Jego słowa ją zabolały. Zwłaszcza że… winę ponosiła Małgosia. Dlaczego to zrobiła? Nie miała pojęcia. Sama sobie nie potrafiła odpowiedzieć na to pytanie. Czy powodem była próżność, która jest w każdej kobiecie, czy strach, że Maciek będzie miał pretensje. Teraz wiedziała jedno. Jeśli się pogodzą, to już nigdy, przenigdy go nie oszuka.
* * *
Wszystko zaczęło się dwa tygodnie wcześniej. Od maila, który pomyłkowo wysłała do Maćka. Był to zupełnie niewinny mail. Dowcip. Życzenia z okazji pierwszego maja. Dostała je od Kamili i postanowiła pchnąć dalej. Ale dopisała parę zdań od siebie i myśląc, że śle je do Pawła, wysłała do Maćka.
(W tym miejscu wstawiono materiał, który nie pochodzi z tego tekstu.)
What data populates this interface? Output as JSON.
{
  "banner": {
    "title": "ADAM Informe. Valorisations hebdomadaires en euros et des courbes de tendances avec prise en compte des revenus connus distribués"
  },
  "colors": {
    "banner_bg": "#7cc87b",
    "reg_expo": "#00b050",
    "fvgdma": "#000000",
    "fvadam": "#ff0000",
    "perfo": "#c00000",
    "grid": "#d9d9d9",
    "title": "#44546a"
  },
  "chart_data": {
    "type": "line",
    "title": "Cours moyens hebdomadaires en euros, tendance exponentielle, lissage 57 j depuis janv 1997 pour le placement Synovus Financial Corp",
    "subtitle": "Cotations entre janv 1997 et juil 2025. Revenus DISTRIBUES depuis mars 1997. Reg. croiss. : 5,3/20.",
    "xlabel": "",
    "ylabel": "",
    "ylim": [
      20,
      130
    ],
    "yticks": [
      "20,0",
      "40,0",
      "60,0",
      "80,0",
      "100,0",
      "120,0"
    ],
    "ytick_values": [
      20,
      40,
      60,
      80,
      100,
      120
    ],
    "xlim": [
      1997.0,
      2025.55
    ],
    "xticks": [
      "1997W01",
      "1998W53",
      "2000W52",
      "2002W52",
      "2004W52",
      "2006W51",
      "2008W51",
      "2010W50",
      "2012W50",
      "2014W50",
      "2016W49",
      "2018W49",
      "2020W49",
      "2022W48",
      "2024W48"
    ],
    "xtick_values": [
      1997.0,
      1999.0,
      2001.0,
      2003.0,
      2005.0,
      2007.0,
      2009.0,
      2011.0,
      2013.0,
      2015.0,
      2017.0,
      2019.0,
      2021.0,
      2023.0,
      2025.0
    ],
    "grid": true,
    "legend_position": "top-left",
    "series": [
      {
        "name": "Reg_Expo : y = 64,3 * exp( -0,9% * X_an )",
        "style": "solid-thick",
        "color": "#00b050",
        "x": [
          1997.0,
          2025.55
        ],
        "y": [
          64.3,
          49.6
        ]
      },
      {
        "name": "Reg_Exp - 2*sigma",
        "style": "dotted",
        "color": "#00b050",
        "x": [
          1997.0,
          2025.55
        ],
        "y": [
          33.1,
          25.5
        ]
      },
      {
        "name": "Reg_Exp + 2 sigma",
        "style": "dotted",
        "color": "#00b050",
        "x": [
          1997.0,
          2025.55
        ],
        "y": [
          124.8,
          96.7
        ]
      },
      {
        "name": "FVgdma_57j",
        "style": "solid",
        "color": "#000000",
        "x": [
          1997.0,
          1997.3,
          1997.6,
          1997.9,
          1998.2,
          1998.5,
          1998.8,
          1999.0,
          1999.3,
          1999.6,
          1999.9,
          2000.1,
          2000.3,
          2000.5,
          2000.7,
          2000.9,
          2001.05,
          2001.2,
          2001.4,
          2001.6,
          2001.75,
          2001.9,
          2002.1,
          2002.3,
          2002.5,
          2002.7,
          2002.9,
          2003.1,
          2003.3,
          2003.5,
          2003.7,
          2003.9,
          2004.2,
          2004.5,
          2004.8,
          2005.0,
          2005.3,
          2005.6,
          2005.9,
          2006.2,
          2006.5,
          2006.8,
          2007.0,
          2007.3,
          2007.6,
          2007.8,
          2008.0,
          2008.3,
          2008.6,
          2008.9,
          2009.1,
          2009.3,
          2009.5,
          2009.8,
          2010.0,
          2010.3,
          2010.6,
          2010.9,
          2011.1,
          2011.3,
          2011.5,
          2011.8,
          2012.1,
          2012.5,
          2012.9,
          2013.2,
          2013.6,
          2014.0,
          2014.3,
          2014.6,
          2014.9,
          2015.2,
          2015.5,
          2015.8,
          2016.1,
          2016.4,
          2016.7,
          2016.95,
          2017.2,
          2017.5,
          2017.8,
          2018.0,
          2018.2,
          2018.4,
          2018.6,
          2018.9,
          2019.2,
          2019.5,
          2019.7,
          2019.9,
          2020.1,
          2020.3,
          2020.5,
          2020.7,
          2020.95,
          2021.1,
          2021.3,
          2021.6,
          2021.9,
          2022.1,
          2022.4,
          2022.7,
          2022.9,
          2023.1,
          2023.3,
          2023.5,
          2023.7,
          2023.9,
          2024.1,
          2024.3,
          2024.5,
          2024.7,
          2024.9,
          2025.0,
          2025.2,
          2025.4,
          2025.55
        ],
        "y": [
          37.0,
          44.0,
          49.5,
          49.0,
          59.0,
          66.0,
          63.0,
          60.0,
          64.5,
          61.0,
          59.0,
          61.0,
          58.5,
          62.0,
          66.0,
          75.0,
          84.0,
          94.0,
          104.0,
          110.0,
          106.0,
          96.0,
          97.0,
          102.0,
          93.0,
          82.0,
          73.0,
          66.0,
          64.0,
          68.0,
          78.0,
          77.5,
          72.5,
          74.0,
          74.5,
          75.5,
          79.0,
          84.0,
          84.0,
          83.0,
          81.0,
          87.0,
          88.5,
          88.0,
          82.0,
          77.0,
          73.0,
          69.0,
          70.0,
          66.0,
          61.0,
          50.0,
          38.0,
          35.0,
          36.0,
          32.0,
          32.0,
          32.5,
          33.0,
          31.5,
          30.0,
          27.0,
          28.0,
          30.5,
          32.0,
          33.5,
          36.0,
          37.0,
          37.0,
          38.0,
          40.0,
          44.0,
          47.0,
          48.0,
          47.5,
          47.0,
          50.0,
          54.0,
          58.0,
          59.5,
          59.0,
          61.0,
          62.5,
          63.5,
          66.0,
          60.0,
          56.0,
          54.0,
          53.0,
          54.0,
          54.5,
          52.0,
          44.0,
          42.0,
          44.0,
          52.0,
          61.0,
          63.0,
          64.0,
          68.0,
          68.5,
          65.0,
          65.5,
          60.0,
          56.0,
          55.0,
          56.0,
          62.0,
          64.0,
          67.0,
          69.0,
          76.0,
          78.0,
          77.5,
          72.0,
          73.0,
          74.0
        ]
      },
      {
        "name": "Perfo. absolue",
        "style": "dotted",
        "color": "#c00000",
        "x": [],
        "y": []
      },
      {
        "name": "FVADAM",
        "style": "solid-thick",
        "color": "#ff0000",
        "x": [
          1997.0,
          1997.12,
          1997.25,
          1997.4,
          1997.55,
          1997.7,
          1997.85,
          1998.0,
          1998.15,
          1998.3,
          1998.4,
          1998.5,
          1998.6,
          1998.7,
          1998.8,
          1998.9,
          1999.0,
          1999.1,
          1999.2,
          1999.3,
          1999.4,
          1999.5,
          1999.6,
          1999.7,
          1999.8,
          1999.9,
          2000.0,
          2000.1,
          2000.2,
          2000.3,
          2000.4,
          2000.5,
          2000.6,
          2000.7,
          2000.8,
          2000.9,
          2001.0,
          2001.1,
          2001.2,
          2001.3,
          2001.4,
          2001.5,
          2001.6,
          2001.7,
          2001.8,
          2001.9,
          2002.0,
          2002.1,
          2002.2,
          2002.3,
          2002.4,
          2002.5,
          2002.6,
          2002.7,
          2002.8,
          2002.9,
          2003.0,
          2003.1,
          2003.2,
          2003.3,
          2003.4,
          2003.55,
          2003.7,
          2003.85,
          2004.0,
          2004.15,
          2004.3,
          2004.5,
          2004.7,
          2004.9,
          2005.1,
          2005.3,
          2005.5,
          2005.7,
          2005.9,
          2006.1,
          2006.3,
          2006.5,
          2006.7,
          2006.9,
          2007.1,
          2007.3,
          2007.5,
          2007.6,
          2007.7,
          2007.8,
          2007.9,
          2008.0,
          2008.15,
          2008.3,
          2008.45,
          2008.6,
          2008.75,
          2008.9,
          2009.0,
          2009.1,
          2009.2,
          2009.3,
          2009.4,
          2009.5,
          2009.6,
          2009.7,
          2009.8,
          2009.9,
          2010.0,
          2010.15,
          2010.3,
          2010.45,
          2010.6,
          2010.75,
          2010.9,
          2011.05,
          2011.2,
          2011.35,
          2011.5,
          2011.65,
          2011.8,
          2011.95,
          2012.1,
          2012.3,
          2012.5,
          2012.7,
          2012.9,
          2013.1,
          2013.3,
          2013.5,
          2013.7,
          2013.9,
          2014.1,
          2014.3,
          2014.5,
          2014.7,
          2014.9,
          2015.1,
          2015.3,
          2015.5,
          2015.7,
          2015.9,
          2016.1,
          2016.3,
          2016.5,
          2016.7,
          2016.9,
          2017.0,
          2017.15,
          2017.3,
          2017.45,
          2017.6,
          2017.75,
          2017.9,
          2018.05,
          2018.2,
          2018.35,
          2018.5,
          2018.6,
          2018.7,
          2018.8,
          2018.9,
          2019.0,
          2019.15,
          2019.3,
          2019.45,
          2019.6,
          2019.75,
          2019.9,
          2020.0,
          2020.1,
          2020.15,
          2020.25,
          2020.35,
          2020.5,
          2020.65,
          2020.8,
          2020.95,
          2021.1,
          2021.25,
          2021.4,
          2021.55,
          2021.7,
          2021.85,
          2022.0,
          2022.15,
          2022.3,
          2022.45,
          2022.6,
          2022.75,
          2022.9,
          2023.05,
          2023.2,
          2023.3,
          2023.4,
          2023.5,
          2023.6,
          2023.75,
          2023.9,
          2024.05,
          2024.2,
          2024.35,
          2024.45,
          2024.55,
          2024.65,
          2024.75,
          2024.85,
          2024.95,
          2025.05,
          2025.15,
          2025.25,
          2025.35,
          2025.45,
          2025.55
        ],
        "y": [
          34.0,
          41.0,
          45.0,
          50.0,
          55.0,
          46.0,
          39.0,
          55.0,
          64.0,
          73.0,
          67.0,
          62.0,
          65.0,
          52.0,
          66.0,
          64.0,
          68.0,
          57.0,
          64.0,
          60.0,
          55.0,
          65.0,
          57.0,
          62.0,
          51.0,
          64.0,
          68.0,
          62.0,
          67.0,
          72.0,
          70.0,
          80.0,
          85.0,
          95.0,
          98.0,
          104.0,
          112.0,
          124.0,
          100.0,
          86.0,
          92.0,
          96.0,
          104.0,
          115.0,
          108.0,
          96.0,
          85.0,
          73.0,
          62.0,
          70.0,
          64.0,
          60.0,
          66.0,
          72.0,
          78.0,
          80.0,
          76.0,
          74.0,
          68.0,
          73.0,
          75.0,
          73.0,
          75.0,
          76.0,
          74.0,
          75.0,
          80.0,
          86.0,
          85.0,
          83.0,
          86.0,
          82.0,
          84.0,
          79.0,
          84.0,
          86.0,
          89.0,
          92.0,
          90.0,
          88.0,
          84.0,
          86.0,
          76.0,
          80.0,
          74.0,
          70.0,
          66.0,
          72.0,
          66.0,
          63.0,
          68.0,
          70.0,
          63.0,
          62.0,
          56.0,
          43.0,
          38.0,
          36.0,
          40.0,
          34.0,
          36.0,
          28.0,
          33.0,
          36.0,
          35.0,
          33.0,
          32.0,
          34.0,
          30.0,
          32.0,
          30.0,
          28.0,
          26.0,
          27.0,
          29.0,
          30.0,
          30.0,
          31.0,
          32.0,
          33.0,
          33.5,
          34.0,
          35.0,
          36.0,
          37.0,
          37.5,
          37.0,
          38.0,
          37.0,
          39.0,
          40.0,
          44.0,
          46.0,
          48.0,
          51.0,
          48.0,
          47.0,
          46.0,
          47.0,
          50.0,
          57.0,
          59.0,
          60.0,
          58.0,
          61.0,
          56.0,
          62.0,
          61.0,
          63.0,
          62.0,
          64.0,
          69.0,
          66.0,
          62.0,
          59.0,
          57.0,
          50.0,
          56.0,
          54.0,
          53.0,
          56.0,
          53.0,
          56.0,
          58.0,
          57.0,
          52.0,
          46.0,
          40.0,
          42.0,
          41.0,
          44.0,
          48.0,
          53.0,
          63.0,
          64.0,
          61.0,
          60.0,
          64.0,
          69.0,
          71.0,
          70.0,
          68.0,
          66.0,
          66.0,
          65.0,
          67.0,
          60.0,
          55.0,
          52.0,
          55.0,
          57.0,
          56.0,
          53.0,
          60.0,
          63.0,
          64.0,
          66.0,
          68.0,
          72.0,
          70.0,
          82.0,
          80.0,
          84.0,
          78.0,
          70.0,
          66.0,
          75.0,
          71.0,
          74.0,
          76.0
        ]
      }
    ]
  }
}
– Teraz myślę, że to był znak – chlipała Kamili w słuchawkę.
Z drugiej strony usłyszała westchnienie. Kamila też miała na sumieniu grzech. Ciężki. Intryga związana z imieninami wprawdzie jeszcze się nie wydała, ale po opowieści przyjaciółki Kamila poczuła, że to tylko kwestia czasu.
– Przyjść do ciebie? – spytała.
– Lepiej ja do ciebie przyjdę – odparła Małgosia. Wolała nie przyjmować gości i nie narażać się matce, która co rusz miała do niej o coś pretensje. Dobrze, że wtedy, gdy Maciek wyszedł, nie było jej w domu.
– To wpadaj. Babcia zrobiła przekładaniec.
* * *
– Co zamierzasz? – spytała Kamila.
Siedziały w jej pokoju przy biurku. Na kolanach Kamili drzemał Płatek.
– Nie wiem – odparła Małgosia i odsunęła od siebie talerzyk z ciastem. Nie mogła jeść. Wprawdzie przekładaniec babci Kamili był słynny na całą okolicę, ale dziś Małgosi się wydawało, że wszystko, co bierze do ust, ma smak goryczy.
– A co było w tym mailu?
– Nic takiego. Do tego tekstu od ciebie dorzuciłam tylko takie luźne info o tobie, że twój chłopak dostał skuter, że byliśmy w Wieliczce. No i że często o nim myślę.
– To ja się nie dziwię, że Maciek się wściekł.
– Eeee… – Małgosia wzruszyła ramionami. – Ale on się nie wściekł – powiedziała i zaraz dodała wyjaśniająco: – To znaczy, wtedy się nie wściekł. Bo tam nie było informacji, z której można by wnioskować, że to jest pisane do chłopaka. Więc powiedziałam mu, że to do koleżanki. Zresztą… on znał ten mail. To znaczy te życzenia.
– No wiem. Też mu je przecież wysłałam – odparła Kamila ze śmiechem.
– Co ci tak wesoło? – spytała Małgosia grobowym głosem.
– Przypomniałam sobie treść… – odparła Kamila i obie dziewczyny zachichotały. Bo choć o mailu głośno mówiły, że głupi, to jednak je śmieszył.
„Gołodupki hop do kupki, czyli proletariusze wszystkich krajów, łączcie się. Z okazji zbliżającego się waszego święta 1 maja życzę: kartek na mięso, kolejek po baleron i komitetów kolejkowych, rozmów kontrolowanych, cenzury korespondencji i tego, co lubicie najbardziej – podcierania się gazetami”.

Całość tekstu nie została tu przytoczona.